Typically, if we wanted to compare Reading score means for Ms. Jones’ 16 students and the districts’ 23 students with perfect Math scores, we would make some distributional assumptions and perform a statistical test. However, even that is not necessary here because Ms. Jones’ students’ Reading mean is higher than the districts’ students’ mean. The districts’ 23 students with perfect Math scores had a mean reading score of 1549. Whereas the 16 students in Ms. Jones’s class with perfect math scores had a mean Reading score of 1650.
The box plots in Figure 2 compare the distribution of reading scores for two groups of students with perfect math scores. This plot follows common convention with the box containing the middle 50 percent of the data and the cross line represents the median. The dotted vertical lines depict the upper and lower quarters of the data. The two small circles represent two unusual points.
We can see that Ms. Jones’s students' Reading scores are not below the reference group's (as would be expected had her intervention produced the alleged effect). On the contrary: her 16 perfect math students did noticeably better on Reading than non-Jones students who earned perfect Math scores. This suggests that Ms. Jones’s students' perfect Math scores are not inconsistent with their Reading scores. And, in fact, if the math test had a higher top her students would be expected to do better still.

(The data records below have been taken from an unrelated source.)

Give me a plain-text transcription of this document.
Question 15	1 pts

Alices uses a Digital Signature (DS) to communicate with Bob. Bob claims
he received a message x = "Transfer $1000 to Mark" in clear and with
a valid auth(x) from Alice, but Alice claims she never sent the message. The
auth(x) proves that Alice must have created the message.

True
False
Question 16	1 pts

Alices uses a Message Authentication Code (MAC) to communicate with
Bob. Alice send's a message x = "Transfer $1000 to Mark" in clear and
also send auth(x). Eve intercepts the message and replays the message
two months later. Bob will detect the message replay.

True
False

Thus based on the data we have available we cannot reject the hypothesis that Ms. Jones’s students came by their scores honestly, for there is no empirical evidence that Ms. Jones’ intervention produced an effect of any kind: her students’ scores appear no less legitimate than those of students from other classes in the district.
An arbitration hearing was held to decide the outcome of Ms. Jones’ appeal. Faced with these results the representatives of the district decided to settle a few minutes in advance of the hearing. Ms. Jones’ pay and seniority were restored and her “unsatisfactory” rating was replaced with one better suited to an exemplary teacher whose students perform at the highest levels.

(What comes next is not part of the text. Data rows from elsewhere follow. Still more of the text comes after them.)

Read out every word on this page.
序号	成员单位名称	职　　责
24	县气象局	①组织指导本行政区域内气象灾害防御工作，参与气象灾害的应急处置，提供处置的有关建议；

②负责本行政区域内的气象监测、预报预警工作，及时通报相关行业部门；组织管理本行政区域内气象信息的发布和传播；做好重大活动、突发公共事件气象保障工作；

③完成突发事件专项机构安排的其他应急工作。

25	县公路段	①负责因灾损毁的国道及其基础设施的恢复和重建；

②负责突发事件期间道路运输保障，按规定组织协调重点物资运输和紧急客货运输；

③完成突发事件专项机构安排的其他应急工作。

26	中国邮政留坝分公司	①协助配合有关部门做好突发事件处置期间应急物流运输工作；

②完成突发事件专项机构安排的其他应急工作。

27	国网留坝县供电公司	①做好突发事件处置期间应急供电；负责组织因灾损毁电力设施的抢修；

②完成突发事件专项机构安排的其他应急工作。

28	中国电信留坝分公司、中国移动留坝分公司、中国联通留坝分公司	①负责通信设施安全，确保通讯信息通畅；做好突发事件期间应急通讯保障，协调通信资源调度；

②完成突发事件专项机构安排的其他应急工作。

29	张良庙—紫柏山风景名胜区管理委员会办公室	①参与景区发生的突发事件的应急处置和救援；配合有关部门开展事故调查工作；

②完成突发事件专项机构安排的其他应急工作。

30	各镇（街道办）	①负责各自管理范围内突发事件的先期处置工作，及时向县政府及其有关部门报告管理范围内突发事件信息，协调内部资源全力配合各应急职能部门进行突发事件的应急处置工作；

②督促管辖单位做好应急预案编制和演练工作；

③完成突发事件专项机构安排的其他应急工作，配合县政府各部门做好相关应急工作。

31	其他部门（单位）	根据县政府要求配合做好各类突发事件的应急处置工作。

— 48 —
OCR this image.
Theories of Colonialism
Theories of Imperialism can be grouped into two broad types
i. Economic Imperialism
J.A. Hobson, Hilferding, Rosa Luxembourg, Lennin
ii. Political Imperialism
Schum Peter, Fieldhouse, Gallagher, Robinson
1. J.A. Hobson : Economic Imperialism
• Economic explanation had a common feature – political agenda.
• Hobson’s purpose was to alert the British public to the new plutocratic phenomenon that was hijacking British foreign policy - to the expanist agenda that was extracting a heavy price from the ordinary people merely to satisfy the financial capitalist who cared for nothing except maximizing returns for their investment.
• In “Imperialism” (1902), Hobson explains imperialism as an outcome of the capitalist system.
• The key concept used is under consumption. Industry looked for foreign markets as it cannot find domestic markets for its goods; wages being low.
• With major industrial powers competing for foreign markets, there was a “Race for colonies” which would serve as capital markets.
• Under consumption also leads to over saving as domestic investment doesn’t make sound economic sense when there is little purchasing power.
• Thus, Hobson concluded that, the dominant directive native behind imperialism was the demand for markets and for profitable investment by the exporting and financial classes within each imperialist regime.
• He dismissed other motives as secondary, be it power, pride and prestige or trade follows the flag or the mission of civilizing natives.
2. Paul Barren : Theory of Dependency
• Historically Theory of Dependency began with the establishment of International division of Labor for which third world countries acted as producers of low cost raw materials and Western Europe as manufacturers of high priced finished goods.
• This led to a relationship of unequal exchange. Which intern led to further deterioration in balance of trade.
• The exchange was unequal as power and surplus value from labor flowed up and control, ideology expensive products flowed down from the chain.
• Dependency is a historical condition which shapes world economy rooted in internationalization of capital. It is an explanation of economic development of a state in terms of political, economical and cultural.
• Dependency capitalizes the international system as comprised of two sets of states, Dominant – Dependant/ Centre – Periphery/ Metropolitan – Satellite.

Ms. Blifil was relieved of further responsibility in the oversight of standardized exams and the practice of “point and look” was retired.

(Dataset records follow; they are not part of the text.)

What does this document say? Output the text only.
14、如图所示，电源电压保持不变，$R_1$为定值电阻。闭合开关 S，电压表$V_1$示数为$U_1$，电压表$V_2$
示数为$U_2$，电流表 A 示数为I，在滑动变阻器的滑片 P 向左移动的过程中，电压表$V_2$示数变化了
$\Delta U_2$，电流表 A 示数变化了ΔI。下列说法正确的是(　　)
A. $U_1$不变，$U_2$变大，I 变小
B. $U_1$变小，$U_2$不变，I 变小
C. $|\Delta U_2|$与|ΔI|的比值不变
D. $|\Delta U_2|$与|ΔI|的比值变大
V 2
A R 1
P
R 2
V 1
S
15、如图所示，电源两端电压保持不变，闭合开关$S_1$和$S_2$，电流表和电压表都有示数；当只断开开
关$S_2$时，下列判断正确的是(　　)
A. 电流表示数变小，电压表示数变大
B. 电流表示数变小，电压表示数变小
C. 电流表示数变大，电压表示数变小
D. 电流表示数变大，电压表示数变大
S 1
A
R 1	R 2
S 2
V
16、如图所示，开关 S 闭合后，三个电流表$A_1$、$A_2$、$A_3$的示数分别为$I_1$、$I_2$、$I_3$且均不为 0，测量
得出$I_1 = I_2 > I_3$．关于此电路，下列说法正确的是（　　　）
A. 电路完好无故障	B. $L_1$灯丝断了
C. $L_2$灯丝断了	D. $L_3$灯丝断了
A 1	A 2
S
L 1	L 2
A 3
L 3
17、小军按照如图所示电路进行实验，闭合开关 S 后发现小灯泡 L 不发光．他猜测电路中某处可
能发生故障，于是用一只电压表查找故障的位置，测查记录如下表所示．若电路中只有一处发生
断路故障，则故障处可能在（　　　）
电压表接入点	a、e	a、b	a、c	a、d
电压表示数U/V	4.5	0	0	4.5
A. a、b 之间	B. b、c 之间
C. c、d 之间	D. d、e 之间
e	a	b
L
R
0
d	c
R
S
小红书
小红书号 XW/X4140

The statisticians who did these analyses were rewarded with Ms. Jones’ gratitude, the knowledge that they helped rectify a grievous wrong, and a modest honorarium.
Hopefully, Dr. Thwackum learned that a little ignorance is a dangerous thing.
Howard Wainer is a distinguished research scientist at the National Board of Medical Examiners and adjunct professor of statistics at the Wharton School of the University of Pennsylvania. For 21 years, he was a principal research scientist at Educational Testing Service. Wainer is the recipient of numerous awards and honors: he is a Fellow of the American Statistical Association and the American Educational Research Association. He was given a Career Achievement Award for Contributions to Educational Measurement by the National Council on Measurement in Education in 2007.